Reader: Hi, Christine, I wanted to tell you what a great job The Californian is doing covering the coronavirus pandemic. Every day I see excellent new local stories keeping readers informed and up to date in all sections of the paper — main news, lifestyle and sports. It's impressive.
Your coverage doesn't just stop at the local angles. Your choice of AP stories ensures that we're staying up with developments at the national and international level. Journalists everywhere are living up to the greatest traditions of their profession, no more so than in Bakersfield.
Never has it been more essential to have a free press dedicated to providing accurate information under the most trying of circumstances. You and your colleagues throughout the country deserve our thanks for the exceptional job you are doing. Thank you, Christine, and Steve, and John, and Ron, and Ema, and Sam, and others whose bylines I can't remember, and the unseen copy editors and headline writers, for an extraordinary job. You've renewed my faith in American journalism.
— Warmest regards, Mike Stepanovich
Peterson: Nope, I didn't ask Mike, a longtime colleague in the news and public relations professions, to pen this letter. But I sure did ask him if I could print it once he did. Thank you, Mike, for your kind words.

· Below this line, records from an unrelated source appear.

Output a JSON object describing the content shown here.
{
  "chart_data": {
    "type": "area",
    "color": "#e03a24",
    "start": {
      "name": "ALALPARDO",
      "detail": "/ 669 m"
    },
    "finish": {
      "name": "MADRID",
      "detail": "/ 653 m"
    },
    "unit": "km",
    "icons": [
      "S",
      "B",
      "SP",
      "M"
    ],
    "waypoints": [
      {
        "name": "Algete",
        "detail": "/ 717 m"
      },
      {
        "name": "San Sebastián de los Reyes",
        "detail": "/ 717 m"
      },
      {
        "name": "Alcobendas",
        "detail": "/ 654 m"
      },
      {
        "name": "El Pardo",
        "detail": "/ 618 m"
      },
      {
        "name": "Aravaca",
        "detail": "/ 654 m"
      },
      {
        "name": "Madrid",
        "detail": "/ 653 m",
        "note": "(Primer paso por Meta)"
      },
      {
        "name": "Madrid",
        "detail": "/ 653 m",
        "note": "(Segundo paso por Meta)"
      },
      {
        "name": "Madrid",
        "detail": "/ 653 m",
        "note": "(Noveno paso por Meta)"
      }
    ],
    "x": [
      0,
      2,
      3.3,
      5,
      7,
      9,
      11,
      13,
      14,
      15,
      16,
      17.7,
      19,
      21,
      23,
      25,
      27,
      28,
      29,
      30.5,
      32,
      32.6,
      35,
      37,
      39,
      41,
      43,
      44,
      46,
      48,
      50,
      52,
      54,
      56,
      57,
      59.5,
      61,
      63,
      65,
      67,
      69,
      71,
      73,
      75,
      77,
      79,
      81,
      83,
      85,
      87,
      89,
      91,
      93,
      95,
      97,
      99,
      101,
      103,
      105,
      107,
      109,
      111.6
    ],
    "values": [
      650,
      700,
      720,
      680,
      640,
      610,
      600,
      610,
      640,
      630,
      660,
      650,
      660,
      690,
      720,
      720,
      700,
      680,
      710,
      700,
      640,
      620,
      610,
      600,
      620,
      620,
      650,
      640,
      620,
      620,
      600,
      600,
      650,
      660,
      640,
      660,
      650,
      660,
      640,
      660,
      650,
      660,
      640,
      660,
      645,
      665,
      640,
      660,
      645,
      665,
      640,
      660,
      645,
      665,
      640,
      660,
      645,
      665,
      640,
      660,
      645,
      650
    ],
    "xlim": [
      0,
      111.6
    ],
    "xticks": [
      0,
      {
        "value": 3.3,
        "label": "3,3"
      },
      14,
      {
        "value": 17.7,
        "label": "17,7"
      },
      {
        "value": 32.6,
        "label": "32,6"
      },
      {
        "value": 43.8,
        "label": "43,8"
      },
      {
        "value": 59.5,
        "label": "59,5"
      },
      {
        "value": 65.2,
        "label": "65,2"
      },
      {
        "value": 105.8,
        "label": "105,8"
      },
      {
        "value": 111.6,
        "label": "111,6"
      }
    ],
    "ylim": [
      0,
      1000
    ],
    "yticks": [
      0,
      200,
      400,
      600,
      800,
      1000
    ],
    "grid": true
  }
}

We're diligently working from our sofas, kitchen tables, socially distanced offices and more to report and deliver the latest news and information. It's hard! But like so many across our nation in all kinds of professions and jobs, we're doing it. I look forward to the day when I can see all my colleagues in person again.
I want to close today with words Leonard Pitts wrote in his column that we published Friday. They've been sticking in my mind since I read them. Maybe they'll resonate with you, too, as you sacrifice, completely rearrange your life, or so nobly work in an essential position, especially our health care professionals.
Pitts wrote: "You always wonder who you'll be in the moment of crisis, how you'll acquit yourself when stuff gets real. Will you do the right thing? Even if it's hard? Even if it demands sacrifice?"